The Living Lab Demonstration Project is a collaboration between Lawrence Berkeley National Laboratory and the Building Energy Exchange that explores and advances innovative integrated lighting, daylighting, and shading systems in working office environments. The team will document the metrics, economics, and lessons learned, and develop resources to aid the widespread deployment and successful operation of these energy saving systems. Two leading financial institutions are hosting "living lab" demonstration floors within their flagship NYC headquarters.
To speed adoption of advanced lighting, daylighting, and shading systems, the Living Lab Demonstration Project will retrofit existing offices with “state-of-the-shelf” systems and monitor their performance to better understand and communicate the factors involved in successful deployment and operation of these systems. This proof-of-concept project grew out of BEEx's Let There Be Daylight report.
The project will analyze pre-retrofit performance over a range of space types, and will monitor control spaces to compare and contrast the impacts of the deployed systems, including effects on satisfaction of the occupants. The two-year projects will include multiple feedback loops allowing for periodic modifications and enhancements to the systems. In addition to significant improvements in energy use performance, the project will focus on strategic procurement processes that reduce overall implementation costs.
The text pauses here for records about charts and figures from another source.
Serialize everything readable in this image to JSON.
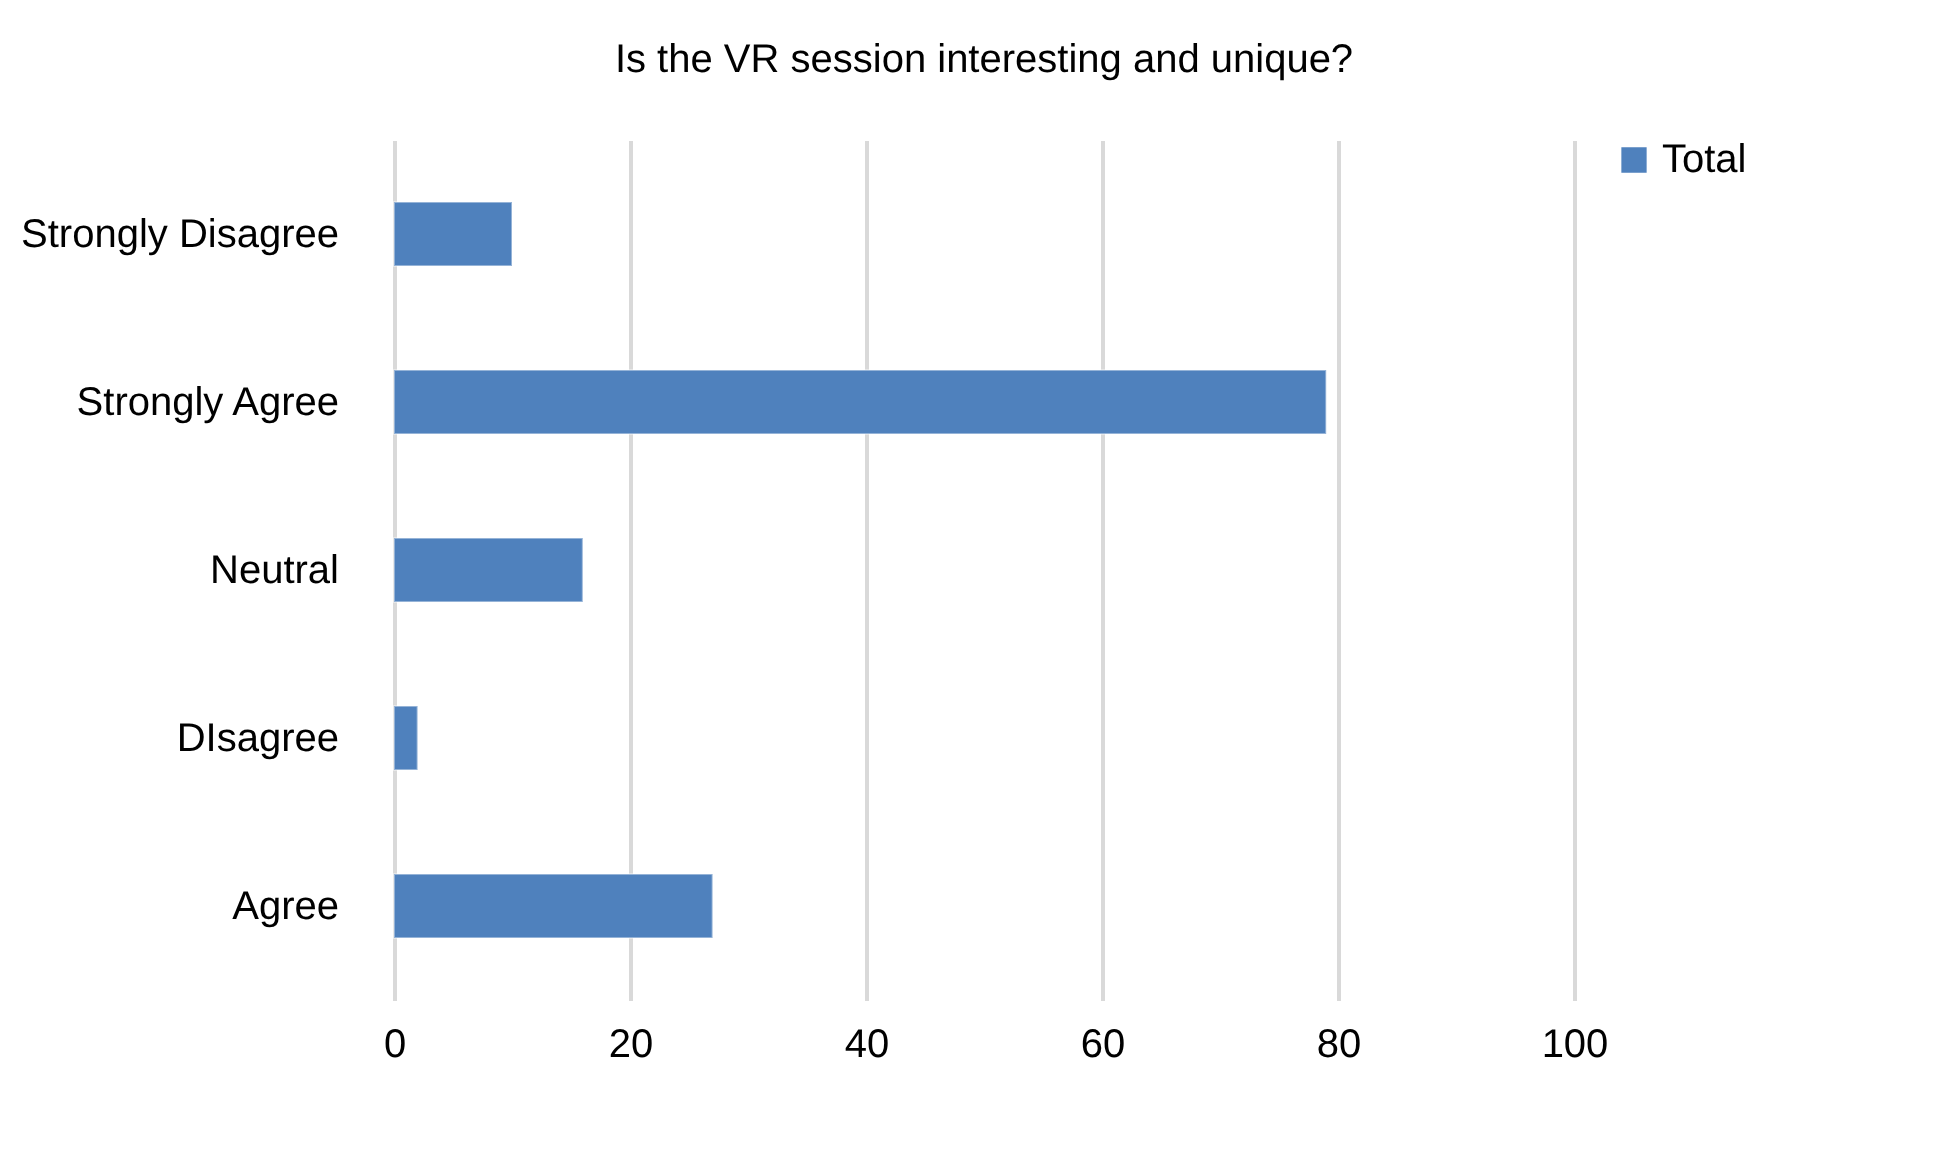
{
  "chart_data": {
    "type": "bar",
    "orientation": "horizontal",
    "title": "Is the VR session interesting and unique?",
    "categories": [
      "Strongly Disagree",
      "Strongly Agree",
      "Neutral",
      "DIsagree",
      "Agree"
    ],
    "series": [
      {
        "name": "Total",
        "color": "#4f81bd",
        "values": [
          10,
          79,
          16,
          2,
          27
        ]
      }
    ],
    "xlim": [
      0,
      100
    ],
    "xticks": [
      0,
      20,
      40,
      60,
      80,
      100
    ],
    "grid": "x",
    "legend": "right"
  }
}
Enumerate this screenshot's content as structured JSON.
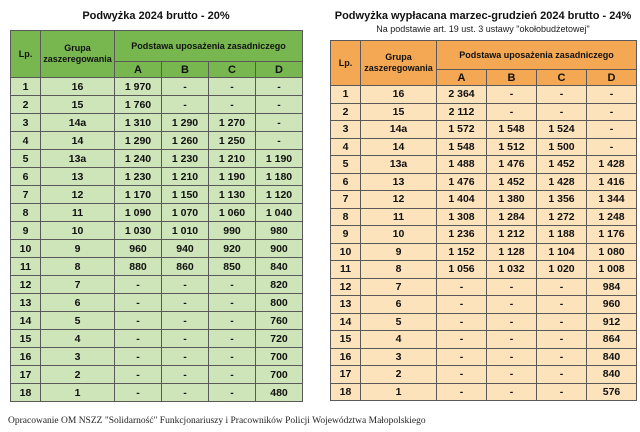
{
  "footer": "Opracowanie OM NSZZ \"Solidarność\" Funkcjonariuszy i Pracowników Policji Województwa Małopolskiego",
  "tables": [
    {
      "title": "Podwyżka 2024 brutto - 20%",
      "subtitle": "",
      "colors": {
        "header": "#78b750",
        "body": "#cee5b9",
        "border": "#595959"
      },
      "headers": {
        "lp": "Lp.",
        "group": "Grupa zaszeregowania",
        "base": "Podstawa uposażenia zasadniczego",
        "cols": [
          "A",
          "B",
          "C",
          "D"
        ]
      },
      "rows": [
        {
          "lp": "1",
          "group": "16",
          "a": "1 970",
          "b": "-",
          "c": "-",
          "d": "-"
        },
        {
          "lp": "2",
          "group": "15",
          "a": "1 760",
          "b": "-",
          "c": "-",
          "d": "-"
        },
        {
          "lp": "3",
          "group": "14a",
          "a": "1 310",
          "b": "1 290",
          "c": "1 270",
          "d": "-"
        },
        {
          "lp": "4",
          "group": "14",
          "a": "1 290",
          "b": "1 260",
          "c": "1 250",
          "d": "-"
        },
        {
          "lp": "5",
          "group": "13a",
          "a": "1 240",
          "b": "1 230",
          "c": "1 210",
          "d": "1 190"
        },
        {
          "lp": "6",
          "group": "13",
          "a": "1 230",
          "b": "1 210",
          "c": "1 190",
          "d": "1 180"
        },
        {
          "lp": "7",
          "group": "12",
          "a": "1 170",
          "b": "1 150",
          "c": "1 130",
          "d": "1 120"
        },
        {
          "lp": "8",
          "group": "11",
          "a": "1 090",
          "b": "1 070",
          "c": "1 060",
          "d": "1 040"
        },
        {
          "lp": "9",
          "group": "10",
          "a": "1 030",
          "b": "1 010",
          "c": "990",
          "d": "980"
        },
        {
          "lp": "10",
          "group": "9",
          "a": "960",
          "b": "940",
          "c": "920",
          "d": "900"
        },
        {
          "lp": "11",
          "group": "8",
          "a": "880",
          "b": "860",
          "c": "850",
          "d": "840"
        },
        {
          "lp": "12",
          "group": "7",
          "a": "-",
          "b": "-",
          "c": "-",
          "d": "820"
        },
        {
          "lp": "13",
          "group": "6",
          "a": "-",
          "b": "-",
          "c": "-",
          "d": "800"
        },
        {
          "lp": "14",
          "group": "5",
          "a": "-",
          "b": "-",
          "c": "-",
          "d": "760"
        },
        {
          "lp": "15",
          "group": "4",
          "a": "-",
          "b": "-",
          "c": "-",
          "d": "720"
        },
        {
          "lp": "16",
          "group": "3",
          "a": "-",
          "b": "-",
          "c": "-",
          "d": "700"
        },
        {
          "lp": "17",
          "group": "2",
          "a": "-",
          "b": "-",
          "c": "-",
          "d": "700"
        },
        {
          "lp": "18",
          "group": "1",
          "a": "-",
          "b": "-",
          "c": "-",
          "d": "480"
        }
      ]
    },
    {
      "title": "Podwyżka wypłacana marzec-grudzień 2024 brutto - 24%",
      "subtitle": "Na podstawie art. 19 ust. 3 ustawy \"okołobudżetowej\"",
      "colors": {
        "header": "#f4a853",
        "body": "#fce3bc",
        "border": "#595959"
      },
      "headers": {
        "lp": "Lp.",
        "group": "Grupa zaszeregowania",
        "base": "Podstawa uposażenia zasadniczego",
        "cols": [
          "A",
          "B",
          "C",
          "D"
        ]
      },
      "rows": [
        {
          "lp": "1",
          "group": "16",
          "a": "2 364",
          "b": "-",
          "c": "-",
          "d": "-"
        },
        {
          "lp": "2",
          "group": "15",
          "a": "2 112",
          "b": "-",
          "c": "-",
          "d": "-"
        },
        {
          "lp": "3",
          "group": "14a",
          "a": "1 572",
          "b": "1 548",
          "c": "1 524",
          "d": "-"
        },
        {
          "lp": "4",
          "group": "14",
          "a": "1 548",
          "b": "1 512",
          "c": "1 500",
          "d": "-"
        },
        {
          "lp": "5",
          "group": "13a",
          "a": "1 488",
          "b": "1 476",
          "c": "1 452",
          "d": "1 428"
        },
        {
          "lp": "6",
          "group": "13",
          "a": "1 476",
          "b": "1 452",
          "c": "1 428",
          "d": "1 416"
        },
        {
          "lp": "7",
          "group": "12",
          "a": "1 404",
          "b": "1 380",
          "c": "1 356",
          "d": "1 344"
        },
        {
          "lp": "8",
          "group": "11",
          "a": "1 308",
          "b": "1 284",
          "c": "1 272",
          "d": "1 248"
        },
        {
          "lp": "9",
          "group": "10",
          "a": "1 236",
          "b": "1 212",
          "c": "1 188",
          "d": "1 176"
        },
        {
          "lp": "10",
          "group": "9",
          "a": "1 152",
          "b": "1 128",
          "c": "1 104",
          "d": "1 080"
        },
        {
          "lp": "11",
          "group": "8",
          "a": "1 056",
          "b": "1 032",
          "c": "1 020",
          "d": "1 008"
        },
        {
          "lp": "12",
          "group": "7",
          "a": "-",
          "b": "-",
          "c": "-",
          "d": "984"
        },
        {
          "lp": "13",
          "group": "6",
          "a": "-",
          "b": "-",
          "c": "-",
          "d": "960"
        },
        {
          "lp": "14",
          "group": "5",
          "a": "-",
          "b": "-",
          "c": "-",
          "d": "912"
        },
        {
          "lp": "15",
          "group": "4",
          "a": "-",
          "b": "-",
          "c": "-",
          "d": "864"
        },
        {
          "lp": "16",
          "group": "3",
          "a": "-",
          "b": "-",
          "c": "-",
          "d": "840"
        },
        {
          "lp": "17",
          "group": "2",
          "a": "-",
          "b": "-",
          "c": "-",
          "d": "840"
        },
        {
          "lp": "18",
          "group": "1",
          "a": "-",
          "b": "-",
          "c": "-",
          "d": "576"
        }
      ]
    }
  ]
}
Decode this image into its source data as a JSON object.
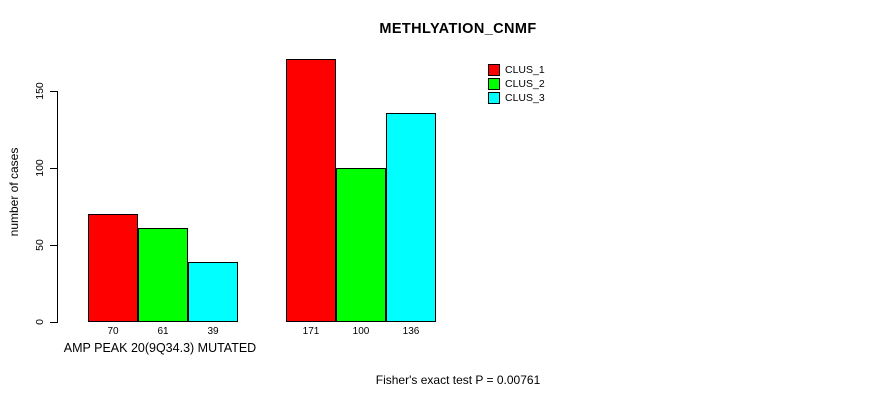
{
  "chart_data": {
    "type": "bar",
    "title": "METHLYATION_CNMF",
    "ylabel": "number of cases",
    "group_label": "AMP PEAK 20(9Q34.3) MUTATED",
    "annotation": "Fisher's exact test P = 0.00761",
    "yticks": [
      0,
      50,
      100,
      150
    ],
    "ylim": [
      0,
      175
    ],
    "grid": false,
    "legend_position": "top-right",
    "categories": [
      "AMP PEAK 20(9Q34.3) MUTATED",
      ""
    ],
    "series": [
      {
        "name": "CLUS_1",
        "color": "#ff0000",
        "values": [
          70,
          171
        ]
      },
      {
        "name": "CLUS_2",
        "color": "#00ff00",
        "values": [
          61,
          100
        ]
      },
      {
        "name": "CLUS_3",
        "color": "#00ffff",
        "values": [
          39,
          136
        ]
      }
    ],
    "bar_value_labels": [
      [
        70,
        61,
        39
      ],
      [
        171,
        100,
        136
      ]
    ]
  }
}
Areas of focus will include effective, high-efficiency lighting, shades, solar controls, and products that extend daylight penetration, and controls for scheduling and tuning of systems that respond to occupancy, light levels, and other factors. The team will consider cost effectiveness while maintaining high levels of indoor environmental quality. The projects take LBNL's ground-breaking work on shading and lighting controls at the New York Times building as their model. When the most effective set of integrated solutions has been identified, the financial institutions will explore replication of these solutions on other floors and throughout their respective building portfolios.
The LBNL/BEEx team expects the Living Lab projects will transform the performance and cost expectations for advanced daylighting retrofit solutions. Successful solutions, lessons learned and the key factors in sustaining ongoing performance will be communicated by the Building Energy Exchange to the greater real estate community through virtual case studies, live instruction technical training, panel discussions, webinars, and other resources.
Over the demonstration period, a wide range of addressable, granular lighting control strategies (e.g. daylight harvesting, occupancy sensing, tuning, etc.) will be tested to achieve the greatest energy usage reductions while maintaining or improving occupant satisfaction.